If the brightening agent is distributed throughout the paper thickness, should that make it more or less likely to fade?
There are more factors having an influence on the shift of paper white in time. In the end Aardenburg will have the verdict on how the paper behaves. Mark gave a good summary on the Digital B&W list of the factors that have an influence. I assume he wouldn't mind a quote here:
> I believe there are several factors that influence OBA burnout and
> media white point stability. Here are some of the key variables.
> 1) concentration of OBAs, ie. how much does the initial media color
> depend on the incorporated OBAs. If very little, then total burnout
> produces only slight effect. If a lot, then total burnout produces
> large effect.
> 2). Location of OBAs. When located in top microporous coatings, the
> OBAs are extremely sensitive to oxidation (just like other dyes). The
> oxidation can be photochemically induced, but even more so due to
> ozone induced oxidation. The OBA's are more protected when located in
> subbing layers and paper core. Many RC papers, for example, have
> subbing layers below the top ink receptor layer and above the PE/TiO2
> layer where the manufacturer can include some OBAs.
> 3). Molecular structure of the OBA and interaction with the layer(s)
> in which they are embedded. For example, swellable polymers will
> indeed protect them more from oxidation, which in part explains why
> OBAs in traditional darkroom type photo papers have not gotten as bad
> a reputation (although some problems have been experienced in the
> field with traditional photo papers as well).

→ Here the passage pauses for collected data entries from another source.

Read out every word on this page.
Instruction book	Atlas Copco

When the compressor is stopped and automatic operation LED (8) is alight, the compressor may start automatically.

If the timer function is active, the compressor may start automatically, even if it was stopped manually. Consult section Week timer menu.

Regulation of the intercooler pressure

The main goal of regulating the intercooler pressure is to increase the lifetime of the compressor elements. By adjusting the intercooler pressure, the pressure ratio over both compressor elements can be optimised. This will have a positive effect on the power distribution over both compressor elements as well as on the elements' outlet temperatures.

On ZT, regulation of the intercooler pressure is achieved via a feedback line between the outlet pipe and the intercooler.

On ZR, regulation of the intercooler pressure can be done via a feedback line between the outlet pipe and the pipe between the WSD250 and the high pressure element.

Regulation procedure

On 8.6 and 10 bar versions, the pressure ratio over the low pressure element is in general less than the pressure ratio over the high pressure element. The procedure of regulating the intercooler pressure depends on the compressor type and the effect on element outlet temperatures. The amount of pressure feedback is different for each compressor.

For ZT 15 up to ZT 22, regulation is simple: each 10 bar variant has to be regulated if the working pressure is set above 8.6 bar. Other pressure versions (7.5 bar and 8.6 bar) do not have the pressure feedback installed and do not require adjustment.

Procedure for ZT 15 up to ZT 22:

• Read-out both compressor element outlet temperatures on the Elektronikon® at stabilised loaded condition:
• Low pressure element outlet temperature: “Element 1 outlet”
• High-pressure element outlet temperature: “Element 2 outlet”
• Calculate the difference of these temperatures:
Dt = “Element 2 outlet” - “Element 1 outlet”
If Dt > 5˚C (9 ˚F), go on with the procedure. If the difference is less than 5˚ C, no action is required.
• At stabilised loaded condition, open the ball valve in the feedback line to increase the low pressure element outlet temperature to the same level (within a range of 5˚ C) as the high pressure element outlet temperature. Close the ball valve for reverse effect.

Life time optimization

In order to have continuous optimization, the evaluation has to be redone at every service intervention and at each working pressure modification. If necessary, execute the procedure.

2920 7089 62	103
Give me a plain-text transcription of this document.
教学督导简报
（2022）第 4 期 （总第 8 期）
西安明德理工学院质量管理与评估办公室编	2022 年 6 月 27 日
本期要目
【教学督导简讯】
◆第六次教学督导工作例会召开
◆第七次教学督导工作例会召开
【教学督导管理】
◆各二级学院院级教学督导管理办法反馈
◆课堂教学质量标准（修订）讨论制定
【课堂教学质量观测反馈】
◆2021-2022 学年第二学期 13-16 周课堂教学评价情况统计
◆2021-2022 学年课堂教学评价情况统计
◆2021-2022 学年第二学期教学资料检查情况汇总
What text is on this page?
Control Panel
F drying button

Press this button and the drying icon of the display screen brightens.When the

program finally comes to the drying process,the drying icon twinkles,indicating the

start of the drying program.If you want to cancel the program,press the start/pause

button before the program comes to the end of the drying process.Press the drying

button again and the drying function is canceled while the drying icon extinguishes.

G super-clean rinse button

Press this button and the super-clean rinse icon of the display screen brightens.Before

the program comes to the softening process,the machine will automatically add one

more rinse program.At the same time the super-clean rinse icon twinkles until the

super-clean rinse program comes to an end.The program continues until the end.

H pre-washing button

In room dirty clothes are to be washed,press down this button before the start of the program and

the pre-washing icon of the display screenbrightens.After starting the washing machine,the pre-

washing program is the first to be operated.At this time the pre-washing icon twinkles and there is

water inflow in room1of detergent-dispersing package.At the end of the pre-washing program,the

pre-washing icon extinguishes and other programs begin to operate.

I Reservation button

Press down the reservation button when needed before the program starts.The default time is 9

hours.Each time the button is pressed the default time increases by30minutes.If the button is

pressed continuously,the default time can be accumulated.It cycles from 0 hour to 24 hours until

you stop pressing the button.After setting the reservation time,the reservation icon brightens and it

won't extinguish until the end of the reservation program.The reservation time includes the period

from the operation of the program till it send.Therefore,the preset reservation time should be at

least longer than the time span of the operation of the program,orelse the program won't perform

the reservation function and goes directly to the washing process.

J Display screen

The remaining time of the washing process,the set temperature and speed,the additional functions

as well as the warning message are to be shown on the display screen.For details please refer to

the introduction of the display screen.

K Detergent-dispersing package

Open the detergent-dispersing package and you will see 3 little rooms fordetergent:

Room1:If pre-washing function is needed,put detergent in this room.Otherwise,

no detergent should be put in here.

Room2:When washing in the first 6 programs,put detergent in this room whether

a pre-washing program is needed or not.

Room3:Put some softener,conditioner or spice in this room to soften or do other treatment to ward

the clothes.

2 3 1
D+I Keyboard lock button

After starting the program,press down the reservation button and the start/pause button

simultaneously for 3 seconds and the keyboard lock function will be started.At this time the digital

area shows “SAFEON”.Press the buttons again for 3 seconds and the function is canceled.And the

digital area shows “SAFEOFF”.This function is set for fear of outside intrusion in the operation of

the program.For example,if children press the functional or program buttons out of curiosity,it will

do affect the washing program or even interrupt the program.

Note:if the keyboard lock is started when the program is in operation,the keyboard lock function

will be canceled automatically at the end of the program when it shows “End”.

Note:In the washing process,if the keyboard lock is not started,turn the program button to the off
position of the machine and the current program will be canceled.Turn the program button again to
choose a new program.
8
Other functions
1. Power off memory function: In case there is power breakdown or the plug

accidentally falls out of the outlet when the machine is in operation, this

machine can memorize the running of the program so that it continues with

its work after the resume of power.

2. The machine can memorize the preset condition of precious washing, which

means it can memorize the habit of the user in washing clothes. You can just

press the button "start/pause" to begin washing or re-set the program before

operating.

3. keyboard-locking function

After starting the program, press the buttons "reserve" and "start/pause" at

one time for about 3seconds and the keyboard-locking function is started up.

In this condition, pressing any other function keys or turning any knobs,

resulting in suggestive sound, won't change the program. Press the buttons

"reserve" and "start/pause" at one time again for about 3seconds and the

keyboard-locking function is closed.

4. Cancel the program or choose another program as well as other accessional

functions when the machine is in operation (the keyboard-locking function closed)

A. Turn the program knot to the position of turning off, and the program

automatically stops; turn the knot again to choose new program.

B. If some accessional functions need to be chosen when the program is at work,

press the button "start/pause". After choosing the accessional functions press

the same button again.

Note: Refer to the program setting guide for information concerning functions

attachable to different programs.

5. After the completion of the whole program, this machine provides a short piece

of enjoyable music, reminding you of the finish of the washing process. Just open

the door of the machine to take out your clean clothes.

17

> 4) As a corrollary to item 3), the pore size of the micro/nano porous
> silcates used in the inkjet paper probably plays a role as it can
> also affect the oxygen penetration rates to the OBAs as well as the
> final physical shape of the OBA molecular chain structure due to
> electronic charge influences from the silicates distorting the bonds
> in the dye molecule.
> 5) Inclusion of additional tinting pigments in the paper
> size/coatings to achieve cooler media white point thus lessening the
> need for higher OBA concentrations. Typically you will see lower L*
> values for papers that add some cool-white hue with tinting
> additives, and UV-cut spectral data should still show blue wavelength
> region effects due to the added colorant.
> There's undoubtedly other variables as well, but these are some key
> variables that affect OBA fading impact on media white point
> The manufacturers can also add anti-oxidants.
end of quote
If you check the Aardenburg paper white shifts of papers and my plots you will see some correlation between the paper construction (FBA placing) and white paper shifts but there isn't a strict 1:1 rule.
I prefer to use shift instead of fading. it is quite usual that the overall white reflectance actually (initially) increases a bit in the Aardenburg test but the brightness goes down in time due to FBA breakdown. I guess that first effect is like bleaching linen on the meadow. Due to the FBA loss a shift to a warmer paper happens.
On the brightness versus white reflectance. In the graphic industry the brightness number was used as a general indication of whiteness for papers that had very similar spectral plots. By measuring only the 457 NM reflectance is was an easy and fast method. We see however that it isn't an accurate description for the papers we use. And I think that simple rule may have had an influence on the use of FBAs to give that paper a boost to get in a higher category. Not a problem for magazine paper though.